Mr. Ostreicher, a Jewish-American businessman, came to Bolivia to salvage his business interests there, which were substantial. He was held in a Bolivian jail for 18 months, purportedly on suspicion of having engaged in money laundering, though he was never formally charged with a crime. As it happens, several governmental and police officials, including a judge and several prosecutors, were charged with involvement in a scheme to extort wealthy foreigners and Bolivian citizens on fabricated suggestions of criminal wrongdoing.

Rather than being released after these developments, however, Mr. Ostreicher was placed under house arrest, again without any formal charges being filed against him. This went on for approximately a year until his apparently clandestine exodus last week.

Despite the apparent frame-up and the fact that Mr. Ostreicher was never criminally charged, the Bolivian government reacted angrily to the news that he had slipped out of the country. The statement of Bolivian Justice Minister Cecilia Ayllon was particularly telling. She said she didn’t know whether the U.S. government played a role in Mr. Ostreicher’s leaving Bolivia but that “His escape demonstrates that he was involved in the crimes he’s accused of.”

She added that Bolivia had alerted Interpol to the matter and was considering requesting Ostreicher’s extradition from the U.S., with which Bolivia has an extradition treaty. Left unsaid, however, was that relations between Bolivia and the U.S. have been strained since the American ambassador to Bolivia was expelled in 2008. Or that this past July, the Bolivian president, Evo Morales, threatened to break relations after he accused the U.S. of trying to persuade European governments to block his return from Russia based on the suspicion that the aforementioned fugitive National Security Agency leaker Edward Snowden was on board his presidential plane.

Plainly there is a subtext to the Ostreicher matter. How high up the corruption went is still unknown, but the fact that Mr. Ostreicher was not released after those Bolivian officials were charged in that extortion scheme strongly suggests that the corruption went higher up than the officials already implicated.

In addition, the fact that the justice minister of a country of 10 million people could criticize the desperate acts of someone imprisoned for no apparent reason should tell us that we should always be wary about accepting official actions on their face.
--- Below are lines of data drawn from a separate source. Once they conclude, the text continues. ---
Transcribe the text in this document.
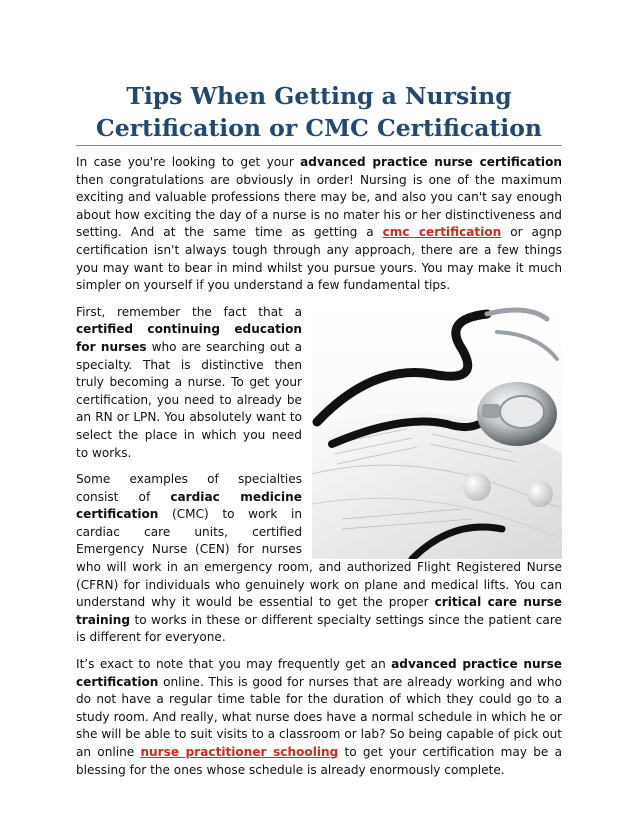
Tips When Getting a Nursing
Certification or CMC Certification

In case you're looking to get your advanced practice nurse certification then congratulations are obviously in order! Nursing is one of the maximum exciting and valuable professions there may be, and also you can't say enough about how exciting the day of a nurse is no mater his or her distinctiveness and setting. And at the same time as getting a cmc certification or agnp certification isn't always tough through any approach, there are a few things you may want to bear in mind whilst you pursue yours. You may make it much simpler on yourself if you understand a few fundamental tips.

First, remember the fact that a certified continuing education for nurses who are searching out a specialty. That is distinctive then truly becoming a nurse. To get your certification, you need to already be an RN or LPN. You absolutely want to select the place in which you need to works.

Some examples of specialties consist of cardiac medicine certification (CMC) to work in cardiac care units, certified Emergency Nurse (CEN) for nurses who will work in an emergency room, and authorized Flight Registered Nurse (CFRN) for individuals who genuinely work on plane and medical lifts. You can understand why it would be essential to get the proper critical care nurse training to works in these or different specialty settings since the patient care is different for everyone.

It’s exact to note that you may frequently get an advanced practice nurse certification online. This is good for nurses that are already working and who do not have a regular time table for the duration of which they could go to a study room. And really, what nurse does have a normal schedule in which he or she will be able to suit visits to a classroom or lab? So being capable of pick out an online nurse practitioner schooling to get your certification may be a blessing for the ones whose schedule is already enormously complete.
Rather, we should be sensitive to possible political dimensions or even outright venality.

The case of Jonathan Pollard comes to mind. Not in terms of his guilt or innocence but with regard to the harshness of the fate meted out to him. By any objective standard, his sentence was unique. And is anyone prepared to dismiss the notion that politics impacted the disposition of his case?

An important gloss is also provided by the latest Snowden revelations, which confirm something any student of history worth his or her salt already knew: countries spy on one another, and they do it all the time.

Notwithstanding Jonathan Pollard’s claim that he spied on the U.S. for Israel solely for altruistic reasons, it always rankled even many in the pro-Israel community that he did, after all, spy against the U.S., Israel’s only ally and greatest benefactor. Yet the rage that his case engenders in the military and intelligence communities has always seemed beyond reason, even more so now that the Snowden revelations remove even the slightest doubt that the U.S. and other countries routinely spy on each other, and in more sophisticated and effective ways than Mr. Pollard could have ever dreamed of.